‘Gathering Wild Flowers’
Oil on canvas 14” x 12”
British fl. 1835-1888
William Bromley (fl.1835-1888) began his career by following in the footsteps of his grandfather, also William Bromley (1769-1842), but soon turned to painting, mostly producing scenes of children playing – often with their pets.
In the work Gathering Wild Flowers, many of the classic characteristics of Bromley’s work can be seen: a precision and attention to detail in the depiction of the lush and verdant landscape as well as an acute sense of composition. In this painting, all eyes are on the wildflower at the centre, framed by the children’s forms.
The moment portrayed here is a powerful one. The children are sharing a romantic moment – he on bended knee, tenderly presenting her with a flower, both children gazing steadfastly at the flower, not daring to meet each other’s gaze.
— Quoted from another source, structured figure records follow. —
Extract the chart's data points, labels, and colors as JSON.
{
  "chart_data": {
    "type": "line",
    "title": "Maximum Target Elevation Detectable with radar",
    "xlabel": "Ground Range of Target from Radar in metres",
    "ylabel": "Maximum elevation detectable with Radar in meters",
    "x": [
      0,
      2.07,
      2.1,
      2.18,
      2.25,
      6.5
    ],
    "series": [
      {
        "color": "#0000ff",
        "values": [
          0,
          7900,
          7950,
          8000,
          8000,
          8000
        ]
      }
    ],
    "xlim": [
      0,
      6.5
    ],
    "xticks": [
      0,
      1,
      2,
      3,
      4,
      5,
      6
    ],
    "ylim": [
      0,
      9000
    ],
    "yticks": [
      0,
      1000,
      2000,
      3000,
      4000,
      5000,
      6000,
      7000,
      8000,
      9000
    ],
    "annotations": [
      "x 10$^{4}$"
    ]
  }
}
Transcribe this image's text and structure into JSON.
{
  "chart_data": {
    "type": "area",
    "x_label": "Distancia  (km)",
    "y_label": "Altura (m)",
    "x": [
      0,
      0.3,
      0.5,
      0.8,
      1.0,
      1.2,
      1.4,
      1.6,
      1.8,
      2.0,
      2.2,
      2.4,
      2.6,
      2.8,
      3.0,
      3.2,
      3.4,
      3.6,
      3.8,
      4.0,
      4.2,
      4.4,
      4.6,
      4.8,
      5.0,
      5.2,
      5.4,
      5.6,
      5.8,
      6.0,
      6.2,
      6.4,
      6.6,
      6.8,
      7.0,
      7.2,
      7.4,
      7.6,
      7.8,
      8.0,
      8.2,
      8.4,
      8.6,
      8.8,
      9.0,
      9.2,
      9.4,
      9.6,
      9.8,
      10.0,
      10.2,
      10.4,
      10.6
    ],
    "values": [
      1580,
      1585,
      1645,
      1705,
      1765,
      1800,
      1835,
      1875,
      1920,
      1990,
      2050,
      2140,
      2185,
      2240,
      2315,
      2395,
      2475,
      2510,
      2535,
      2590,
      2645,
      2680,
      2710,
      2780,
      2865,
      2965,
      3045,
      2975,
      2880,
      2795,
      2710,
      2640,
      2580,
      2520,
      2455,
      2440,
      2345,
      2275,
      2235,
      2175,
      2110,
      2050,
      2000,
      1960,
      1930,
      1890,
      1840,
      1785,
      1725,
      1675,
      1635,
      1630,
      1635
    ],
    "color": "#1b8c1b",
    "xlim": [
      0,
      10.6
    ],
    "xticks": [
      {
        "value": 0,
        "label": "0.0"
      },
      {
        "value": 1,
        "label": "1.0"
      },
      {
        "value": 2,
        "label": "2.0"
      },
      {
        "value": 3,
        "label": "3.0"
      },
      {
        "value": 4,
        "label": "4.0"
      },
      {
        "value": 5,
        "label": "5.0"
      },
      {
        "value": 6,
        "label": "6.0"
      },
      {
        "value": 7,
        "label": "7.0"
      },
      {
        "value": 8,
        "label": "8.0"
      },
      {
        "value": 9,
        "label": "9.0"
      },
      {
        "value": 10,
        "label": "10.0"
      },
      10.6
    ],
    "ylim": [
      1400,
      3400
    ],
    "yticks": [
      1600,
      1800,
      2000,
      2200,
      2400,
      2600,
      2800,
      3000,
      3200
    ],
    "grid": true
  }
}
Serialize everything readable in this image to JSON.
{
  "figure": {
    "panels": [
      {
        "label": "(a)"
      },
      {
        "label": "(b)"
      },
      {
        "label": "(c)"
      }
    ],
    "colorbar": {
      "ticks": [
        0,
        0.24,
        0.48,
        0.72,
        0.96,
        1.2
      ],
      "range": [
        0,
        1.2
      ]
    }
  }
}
This juxtaposition of innocence with more adult themes was quite typical of the genre, and hugely popular with collectors of the day.
William Bromley’s richly narrative style was very much influenced by the work of the Scottish painter Sir David Wilkie RA and the Irish artist William Mulready RA, both of whom were in turn influenced by the 17th century Flemish School. Bromley enjoyed a good deal of success during his career, exhibiting at Suffolk Street, the British Institution and the Royal Academy.